Clearly, a university cannot, by itself, become a successful Open Knowledge Institution. It takes at least two to tango. A new institutional openness in resource availability, tying in with a greater openness in the way it runs its education or research business, depends on how a university’s communities, networks and affiliations also embrace the open-knowledge opportunity. That is, how these partners seek to be involved in an Open Knowledge Institution’s new role and new knowledge emphasis.

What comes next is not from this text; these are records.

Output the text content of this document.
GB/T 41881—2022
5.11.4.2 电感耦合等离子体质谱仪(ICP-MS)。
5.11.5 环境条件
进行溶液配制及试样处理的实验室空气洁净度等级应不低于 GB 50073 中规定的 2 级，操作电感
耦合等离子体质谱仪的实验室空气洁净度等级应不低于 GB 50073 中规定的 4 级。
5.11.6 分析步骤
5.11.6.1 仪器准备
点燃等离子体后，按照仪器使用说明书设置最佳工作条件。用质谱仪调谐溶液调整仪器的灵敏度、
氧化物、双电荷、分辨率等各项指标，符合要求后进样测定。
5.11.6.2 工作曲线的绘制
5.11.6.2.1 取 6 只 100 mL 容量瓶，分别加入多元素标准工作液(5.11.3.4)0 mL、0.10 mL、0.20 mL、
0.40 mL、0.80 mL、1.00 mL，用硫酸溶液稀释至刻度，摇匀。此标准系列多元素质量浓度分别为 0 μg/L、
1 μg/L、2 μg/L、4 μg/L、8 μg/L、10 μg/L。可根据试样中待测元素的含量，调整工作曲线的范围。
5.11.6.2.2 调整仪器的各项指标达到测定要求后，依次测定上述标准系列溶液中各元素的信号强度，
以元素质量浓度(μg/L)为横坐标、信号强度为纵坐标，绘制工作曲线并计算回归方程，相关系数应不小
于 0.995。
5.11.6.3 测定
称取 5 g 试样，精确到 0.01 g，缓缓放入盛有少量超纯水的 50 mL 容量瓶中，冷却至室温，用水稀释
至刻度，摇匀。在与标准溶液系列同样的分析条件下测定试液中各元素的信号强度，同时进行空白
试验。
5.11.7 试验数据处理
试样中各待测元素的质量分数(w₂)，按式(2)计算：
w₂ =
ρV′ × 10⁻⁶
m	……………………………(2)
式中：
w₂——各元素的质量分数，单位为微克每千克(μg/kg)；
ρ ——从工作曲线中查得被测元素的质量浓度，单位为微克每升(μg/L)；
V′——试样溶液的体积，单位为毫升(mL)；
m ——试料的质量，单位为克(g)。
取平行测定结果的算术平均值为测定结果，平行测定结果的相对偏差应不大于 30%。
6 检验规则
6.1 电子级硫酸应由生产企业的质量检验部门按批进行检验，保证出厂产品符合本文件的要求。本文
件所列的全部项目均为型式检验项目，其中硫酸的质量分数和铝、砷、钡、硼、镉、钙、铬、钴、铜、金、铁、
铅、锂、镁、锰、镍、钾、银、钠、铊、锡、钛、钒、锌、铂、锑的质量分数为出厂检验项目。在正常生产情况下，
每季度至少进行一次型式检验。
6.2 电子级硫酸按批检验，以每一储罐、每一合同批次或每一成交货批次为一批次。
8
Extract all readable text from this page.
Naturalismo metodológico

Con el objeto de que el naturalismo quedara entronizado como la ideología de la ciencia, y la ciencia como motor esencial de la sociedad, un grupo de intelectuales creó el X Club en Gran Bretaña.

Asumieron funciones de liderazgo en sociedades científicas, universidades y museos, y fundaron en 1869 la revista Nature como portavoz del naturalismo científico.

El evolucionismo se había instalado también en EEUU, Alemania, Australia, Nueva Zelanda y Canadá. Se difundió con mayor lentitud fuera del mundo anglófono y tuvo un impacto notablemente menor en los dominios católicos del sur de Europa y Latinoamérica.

The activities of others, such as local government, religious bodies, dominant philanthropic families and so on, can effectively usurp many of the services an open-knowledge university might seek to provide.  The closedness of certain professions or disciplines, or a prevailing 'keyholder' approach to knowledge access, can equally thwart an institution trying to forge a new knowledge compact with its communities. On the other hand, as a key thought leader, a university has an obligation to foster change and to confront any defensively restricted approach.

The theme of this book is that universities are highly suitable as Open Knowledge Institutions because of their liberal values, core knowledge mission and cornerstone role in their communities. But this does not mean all universities can or will prioritise an open-knowledge role: a defence-related or religious university may have fundamental difficulties with such a role. Nor does it mean that all universities must prioritise strong community relations. Some will, indeed, thrive on being 'apart from the world', or they will look for their 'community' far from their physical location. For most comprehensive, not-for-profit universities, however, the development of an open knowledge agenda needs serious consideration. Like free trade, open knowledge is good for the system in total even when it may not always be good for any one player.

Figure 3. The university as Open Knowledge Institution

This diagram summarises the functions that different elements of an OKI have, building on the conceptual framework developed in this chapter. The key point is that the university interacts with various and diverse external actors in creating common knowledge pools. In this interaction, the university plays the essential role of creating and sustaining a number of common pool resources that enable the actors involved. Common pool resources are created by members of the university, such as its reputation, and their sustainability builds on protocols, values and norms that are constitutive for the university as an organisation. Common knowledge pools are various but may overlap, such as including users in research cooperation with other universities as well. The entire pattern of interaction, as outlined in the figure above, is the result of the institutionalisation of an open knowledge system: the OKI.